Tchaikovsky • Stravinsky

 

Our rating

4

Published: April 4, 2013 at 8:23 am

COMPOSERS: Tchaikovsky; Stravinsky
LABELS: Teatro Real
ALBUM TITLE: Tchaikovsky • Stravinsky
WORKS: Tchaikovsky: Iolanta; Stravinsky: Perséphone
PERFORMER: Scherbachenko, Cernoch, Groves, Blanc, etc; Young Singers of the JORCAM; Teatro Real/Andrés Maspero Tedor Currentzis; dir. Peter Sellers
CATALOGUE NO: TR94011DVD; TR97010BD

Here are two things I hardly expected to see: director Peter Sellars tackling a Tchaikovsky opera, and Stravinsky’s least familiar Greek drama making it to the stage. Heroines Iolanta and Perséphone both move from a fearful darkness to light, on the same minimal set designed by George Tsypin.
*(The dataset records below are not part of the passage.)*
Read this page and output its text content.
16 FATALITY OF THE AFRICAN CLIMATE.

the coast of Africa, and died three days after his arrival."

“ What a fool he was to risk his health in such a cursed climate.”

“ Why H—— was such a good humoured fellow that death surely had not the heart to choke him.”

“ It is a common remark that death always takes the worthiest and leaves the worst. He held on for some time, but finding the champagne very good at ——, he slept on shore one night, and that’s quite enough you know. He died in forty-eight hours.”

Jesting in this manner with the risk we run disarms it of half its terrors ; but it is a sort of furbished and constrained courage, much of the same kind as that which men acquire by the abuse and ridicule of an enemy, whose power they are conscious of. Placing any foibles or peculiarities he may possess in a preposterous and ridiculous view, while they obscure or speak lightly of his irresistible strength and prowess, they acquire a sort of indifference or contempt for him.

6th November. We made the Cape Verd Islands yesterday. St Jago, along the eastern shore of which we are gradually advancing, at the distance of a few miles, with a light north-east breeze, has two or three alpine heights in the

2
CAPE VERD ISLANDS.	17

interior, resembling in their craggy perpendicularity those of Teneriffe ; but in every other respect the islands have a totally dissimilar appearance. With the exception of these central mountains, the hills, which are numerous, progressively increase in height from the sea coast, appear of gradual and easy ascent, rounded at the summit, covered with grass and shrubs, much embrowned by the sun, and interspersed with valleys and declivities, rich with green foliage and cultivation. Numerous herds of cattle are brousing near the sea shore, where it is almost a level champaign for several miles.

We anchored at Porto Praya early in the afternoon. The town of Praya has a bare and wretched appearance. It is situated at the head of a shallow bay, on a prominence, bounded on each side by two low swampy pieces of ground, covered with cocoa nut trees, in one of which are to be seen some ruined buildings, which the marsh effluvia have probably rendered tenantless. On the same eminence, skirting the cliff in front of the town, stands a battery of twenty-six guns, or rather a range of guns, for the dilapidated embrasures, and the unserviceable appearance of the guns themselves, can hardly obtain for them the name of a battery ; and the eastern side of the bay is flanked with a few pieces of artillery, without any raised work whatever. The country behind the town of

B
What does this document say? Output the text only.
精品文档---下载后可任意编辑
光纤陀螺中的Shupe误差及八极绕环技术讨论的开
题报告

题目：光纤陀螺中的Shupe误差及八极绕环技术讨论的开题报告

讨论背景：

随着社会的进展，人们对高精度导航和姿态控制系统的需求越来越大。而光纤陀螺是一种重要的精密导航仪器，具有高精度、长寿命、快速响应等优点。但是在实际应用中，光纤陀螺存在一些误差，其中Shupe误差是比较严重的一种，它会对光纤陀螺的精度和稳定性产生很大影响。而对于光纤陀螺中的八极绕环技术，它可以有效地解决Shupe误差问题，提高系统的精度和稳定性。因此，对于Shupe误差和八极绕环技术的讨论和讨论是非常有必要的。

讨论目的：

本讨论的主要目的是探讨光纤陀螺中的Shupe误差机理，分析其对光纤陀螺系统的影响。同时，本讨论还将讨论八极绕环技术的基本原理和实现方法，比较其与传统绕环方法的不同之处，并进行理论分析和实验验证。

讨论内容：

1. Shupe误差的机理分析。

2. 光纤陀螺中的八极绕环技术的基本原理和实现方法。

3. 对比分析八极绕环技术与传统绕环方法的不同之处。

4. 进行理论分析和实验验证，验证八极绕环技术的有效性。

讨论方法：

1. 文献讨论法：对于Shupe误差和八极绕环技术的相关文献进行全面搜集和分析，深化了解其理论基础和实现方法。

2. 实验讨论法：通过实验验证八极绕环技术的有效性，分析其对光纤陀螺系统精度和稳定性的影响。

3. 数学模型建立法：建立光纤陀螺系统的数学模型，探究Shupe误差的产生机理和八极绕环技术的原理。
It’s only a pity that the clear, rapidly changing colour schemes for Perséphone, mirrored in restrained dance from leading performers of Cambodia’s Amrita Performing Arts and sharp orchestral tones, aren’t preceded by an equal directness in the telling of Tchaikovsky’s fable.

Sellars seizes on the idea that blind Iolanta’s prevention by those around her from learning the truth of her condition equals ‘a place of secret remorse and private hurt’. The director backs up his idea in a crisp documentary, but the result doesn’t read so clearly. The confusing visual solution includes mobile search lamps fitfully hitting faces and dramatic obfuscation which stretches the curious storyline. Both the production and conductor Teodor Currentzis’s insistence on the authentic power of the moment begin well, but get bogged down in the duet between Iolanta and Vaudemont. It would be hard to find a more committed, vocally assured pair than Ekaterina Scherbachenko and Pavel ∫ernoch; but both are asked to slow down their exchanges and over-complicate the potentially touching sequence when Iolanta can’t tell a red rose from a white one – none appears here – and Vaudemont, realising she’s blind, tells her the truth. What clarity there is comes from the singers, matched in Perséphone by the intensity of tenor Paul Groves and the speaking heroine, Dominique Blanc.